Einh ? Quoi ? Vous ne comprenez pas ce que je raconte ? Vous ne possédez donc pas de fictionnaire dans votre bibliothèque ? Pourtant tous les enfants du monde, ainsi que tous les poètes qui sont en réalité eux aussi de grands enfants (ils ont juste remplacé les jouets par des mots) connaissent bien cette technique linguistique. Un fictionnaire existe dans l'imagination de chacun : il suffit de prendre deux mots, en veillant à les écouter d'une façon inédite et à contempler avec des yeux nouveaux les images dont ils se revêtent. L'on met ensuite ces deux mots dans une valise pleine de légèreté amphibologique et de malice homologique et l'on secoue le mélange. A l'issue de ce processus d'imagination, si l'on ouvre le bagage magique, l'on y trouve alors ce qui s'appelle un mot-valise : un mot formé par la conjugaison astucieuse de deux autres mots qui, bien loin de ne vouloir rien dire, en dit bien plus qu'il n'y paraît - "sur-signifie" comme on dit quand on est professeur à la Sorbonne. C'est une économie merveilleuse : c'est le principe du marketing moderne, le "2 en 1" (comme les shampooings par exemple). En un seul terme, on peut dire toute l'ambiguïté d'un état d'âme ou d'un sentiment ! Imaginez donc ! C'est le langage devenu enfin libre ! Ce sont les mots débridés de toute contrainte syntaxique et de tout carcan académique !

Mais il ne suffit pas d'inventer le mot. Il faut surtout inventer la définition qui va avec. C'est ça le principe du fictionnaire. Pour vous donner un exemple, je vais recopier la définition de quelques mots employés dans le premier paragraphe de cette page. Ces articles ne viennent pas de moi mais d'un certain intellectuel médiatisé qui, par un excès de clairvoyance, n'a pas toujours dû se prendre au sérieux puisqu'il a écrit ceci : Ralentir : mots-valises ! (c'est le titre). Cet intellectuel s'appelle Alain Finkielkraut. Après avoir lu ce petit livre, on ne peut plus penser que les intellectuels ne peuvent être qu'ennuyeux...

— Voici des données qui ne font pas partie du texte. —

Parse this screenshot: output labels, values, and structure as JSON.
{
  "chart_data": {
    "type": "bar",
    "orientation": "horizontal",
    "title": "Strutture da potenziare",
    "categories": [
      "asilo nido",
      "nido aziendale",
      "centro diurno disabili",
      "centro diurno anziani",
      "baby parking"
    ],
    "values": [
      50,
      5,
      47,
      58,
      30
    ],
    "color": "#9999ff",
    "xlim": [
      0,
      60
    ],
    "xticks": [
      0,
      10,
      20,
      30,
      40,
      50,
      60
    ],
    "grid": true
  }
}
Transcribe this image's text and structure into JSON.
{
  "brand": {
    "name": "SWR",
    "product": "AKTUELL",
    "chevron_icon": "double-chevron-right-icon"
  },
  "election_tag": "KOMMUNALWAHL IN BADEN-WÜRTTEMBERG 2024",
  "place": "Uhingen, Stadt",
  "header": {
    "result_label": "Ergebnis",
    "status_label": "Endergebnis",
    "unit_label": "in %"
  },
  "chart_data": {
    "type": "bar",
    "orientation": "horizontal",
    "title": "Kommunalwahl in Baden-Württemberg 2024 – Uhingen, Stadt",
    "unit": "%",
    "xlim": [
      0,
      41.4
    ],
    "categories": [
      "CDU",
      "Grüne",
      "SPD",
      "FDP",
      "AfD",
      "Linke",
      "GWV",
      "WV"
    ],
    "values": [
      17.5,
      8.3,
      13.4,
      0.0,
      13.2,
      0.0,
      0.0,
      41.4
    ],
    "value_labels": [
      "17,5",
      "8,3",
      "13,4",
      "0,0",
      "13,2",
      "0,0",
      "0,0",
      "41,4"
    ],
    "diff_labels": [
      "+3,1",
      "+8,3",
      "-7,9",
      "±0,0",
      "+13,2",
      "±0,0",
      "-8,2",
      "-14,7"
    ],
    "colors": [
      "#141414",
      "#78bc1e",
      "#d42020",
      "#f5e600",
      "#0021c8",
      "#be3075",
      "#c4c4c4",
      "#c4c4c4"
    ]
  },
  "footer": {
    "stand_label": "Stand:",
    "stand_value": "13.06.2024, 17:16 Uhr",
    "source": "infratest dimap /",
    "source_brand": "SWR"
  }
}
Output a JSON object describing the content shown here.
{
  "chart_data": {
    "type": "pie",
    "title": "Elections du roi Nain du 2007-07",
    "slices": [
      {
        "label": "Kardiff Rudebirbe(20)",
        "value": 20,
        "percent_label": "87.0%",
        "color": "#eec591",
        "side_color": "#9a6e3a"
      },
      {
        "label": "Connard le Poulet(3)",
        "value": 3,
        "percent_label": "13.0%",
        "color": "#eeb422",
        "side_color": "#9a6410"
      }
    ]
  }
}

pédarogue : professeur aigri par l'indifférence de ses classes.
monautomne : triste et quelconque comme un sentiment qui s'étiole, ou comme un arbre qui perd ses feuilles au déclin de l'année.
doeil : regard embué de mélancolie.
adoliquescence : propriété qu'ont certains adolescents d'absorber l'humidité de l'air et de s'y dissoudre en devenant liquides.
moisiveté : odeur spécifique d'une personne altérée par l'inaction, attaquée par une atmosphère de désoeuvrement.
dodogmatique : qui endort ses interlocuteurs à force de paroles tranchantes et d'affirmations péremptoires.
Kantgourou : philosophe australien, professant la doctrine de l'idéalisme transcendantal.
luniversité : école supérieure qui propose aux bacheliers des cours de distraction, de rêverie ou de changements d'humeur.
gag à l'âme : humeur malicieuse ; esprit blagueur...
larmoir : meuble servant à ranger les pleurs.
flemmartiste : virtuose de l'indolence, génie du farniente.
promeuhnade : déambulation des vaches.
introspecteur : personne qui s'est prise elle-même en filature, qui surveille ses impressions, ses faits et gestes, ses humeurs, et les consigne avec un soin policier.
quotirien : néant qui revient tous les jours.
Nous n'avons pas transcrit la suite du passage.